Светлый фон

Более двух суток провел Пушкин на Тамани, глядя на близкие (16 верст) и вместе с тем отъединенные берега Тавриды. Надо думать, что время проходило у него приблизительно так же, как у всех путешественников его времени.

Как и все, Пушкин бродил по холмам, поросшим гелиотропом, чабрецом и полынью, как все вдыхал смесь пряных, смолистых и йодистых запахов, как все осматривал храм, будто бы построенный Мстиславом после победы над Косогским князем Редедею в 1022 году, и знаменитый Тмутараканский камень, предавался еще неизведанному наслаждению, купанью в море. Все, посещавшие Тамань в те времена непременно совершали прогулку верст за пять на «хребет горы» или вернее холмов, откуда открывается вид на весь Босфорский пролив. Крымский берег с Керчью и Еникале, а «по сторонам светятся Азовское и Черное моря ‹…› и наконец для усовершенствования картины мелькает подернутая туманом цепь Кавказских гор»[103].

Тмутараканский камень, перевернувший представление о древнем Тмутараканском уделе, в XI веке на Тамани находившемся, неизбежно привлекал внимание. Посмотреть на него спешил каждый прибывший на полуостров. Нет сомнения, что видел Тмутараканский камень и Пушкин.

Найденный среди развалин турецкой крепости в 1792 году, в 1795-м камень был с берега перенесен в ограду Таманской церкви Покрова Богородицы, а в 1803-м для лучшей сохранности внесен в церковь.
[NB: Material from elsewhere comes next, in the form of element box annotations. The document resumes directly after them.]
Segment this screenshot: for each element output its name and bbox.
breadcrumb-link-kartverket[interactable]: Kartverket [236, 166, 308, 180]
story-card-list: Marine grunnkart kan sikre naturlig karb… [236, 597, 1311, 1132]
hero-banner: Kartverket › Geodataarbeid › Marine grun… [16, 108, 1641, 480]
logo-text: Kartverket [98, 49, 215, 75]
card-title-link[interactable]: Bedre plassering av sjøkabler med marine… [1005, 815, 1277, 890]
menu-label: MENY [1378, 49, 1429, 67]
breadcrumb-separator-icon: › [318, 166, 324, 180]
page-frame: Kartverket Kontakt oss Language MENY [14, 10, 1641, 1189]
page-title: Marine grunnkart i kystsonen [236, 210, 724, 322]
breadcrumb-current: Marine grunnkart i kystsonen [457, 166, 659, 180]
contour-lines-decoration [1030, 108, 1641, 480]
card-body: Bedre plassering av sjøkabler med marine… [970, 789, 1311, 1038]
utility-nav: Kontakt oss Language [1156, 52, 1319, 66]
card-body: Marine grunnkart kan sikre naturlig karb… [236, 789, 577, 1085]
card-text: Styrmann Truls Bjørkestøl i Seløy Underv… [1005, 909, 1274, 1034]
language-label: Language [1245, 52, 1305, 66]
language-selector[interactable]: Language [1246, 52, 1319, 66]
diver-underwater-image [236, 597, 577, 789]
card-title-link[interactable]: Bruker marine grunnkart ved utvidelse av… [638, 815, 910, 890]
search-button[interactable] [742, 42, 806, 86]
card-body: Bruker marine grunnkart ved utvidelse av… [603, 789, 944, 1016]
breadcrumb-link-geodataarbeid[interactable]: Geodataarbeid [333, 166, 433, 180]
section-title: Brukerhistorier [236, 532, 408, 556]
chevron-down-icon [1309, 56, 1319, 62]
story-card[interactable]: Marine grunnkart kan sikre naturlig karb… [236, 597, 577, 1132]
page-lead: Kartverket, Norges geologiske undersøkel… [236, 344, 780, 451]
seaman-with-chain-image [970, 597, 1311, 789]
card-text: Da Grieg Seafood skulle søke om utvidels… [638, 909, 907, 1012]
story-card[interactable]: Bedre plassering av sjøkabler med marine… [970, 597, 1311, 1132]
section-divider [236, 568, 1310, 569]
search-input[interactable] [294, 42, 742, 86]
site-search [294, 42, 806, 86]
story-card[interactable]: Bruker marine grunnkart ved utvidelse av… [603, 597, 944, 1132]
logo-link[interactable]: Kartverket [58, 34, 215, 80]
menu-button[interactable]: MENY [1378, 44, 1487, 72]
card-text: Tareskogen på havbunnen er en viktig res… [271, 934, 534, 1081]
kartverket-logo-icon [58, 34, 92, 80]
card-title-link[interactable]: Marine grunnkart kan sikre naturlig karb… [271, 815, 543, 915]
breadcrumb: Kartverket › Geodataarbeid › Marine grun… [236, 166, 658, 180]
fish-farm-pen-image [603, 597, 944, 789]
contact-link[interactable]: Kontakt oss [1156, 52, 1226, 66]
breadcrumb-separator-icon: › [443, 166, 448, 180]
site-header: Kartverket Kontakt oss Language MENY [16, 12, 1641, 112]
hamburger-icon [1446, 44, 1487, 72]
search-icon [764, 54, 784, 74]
Церковь стояла в центре городка на холме, окруженная тенистым садом, который сам по себе был приманчив в жаркую пору. Размеры церкви позволили, не мешая благолепию в притворах, у стен устроить нечто вроде музея, куда сложили некоторые из драгоценных находок: беломраморного языческого льва, две капители и наконец целое сооружение, воздвигнутое для прославленного камня князя Глеба с надписью: «в лето 6576 (1068) индикта 6, Глеб, князь мерил море по леду от Тмутаракани до Керчева 18054 сажен». Гераков пишет, что над сим камнем лежал другой – с надписью греческой, в которой мог он разобрать лишь слово «Воспор», т. е. Боспор. На камне этом с обеих сторон изображены были фигуры человеческие в туниках, с поднятыми руками, держащими венки. «Святость этих изображений» показалась Геракову сомнительной. Две византийские колонны и еще какие-то классические обломки довершали сооружение. Камень Тмутараканский вдохновил таманских «гидов» на то, чтобы и самую церковь показывать как памятник русской древности. «Тот ли самый храм стоит и поныне, который выстроен Мстиславом, после победы над Косогским князем Редедею 1022 года, не могу утвердить», – пишет Гераков. Из этого «скромного» заключения видно, что церковь в Тамани показывали именно как возведенную в начале XI века. По-видимому, Мстислав, «герой тогдашнего времени», и возбудил воображение Пушкина именно в Тамани. В эпилоге к «Кавказскому пленнику», писанному вчерне едва ли не через несколько месяцев после того, Пушкин, перечисляя волнующие его сюжеты, упомянул «Мстислава древний поединок», сделав к этому стиху примечание: «Мстислав, сын Св. Владимира, прозванный Удалым удельный князь Тмутаракана (остров Тамань). Он воевал с косогами (по всей вероятности нынешними черкесами) и в единоборстве одолел князя их Редедю». Позднее (в 1822 году) Пушкин действительно пытался осуществить замысел о Мстиславе Удалом, но, кажется, ограничился лишь наброском плана (по крайней мере, только он дошел до нас). Если верить Сумарокову, в 1802 году земля Тамани была еще «усеяна следами древних жилищ ‹…› и между заросших бугров, ‹…› в густоте крапивы» белели обломки мрамора с эллинскими надписями.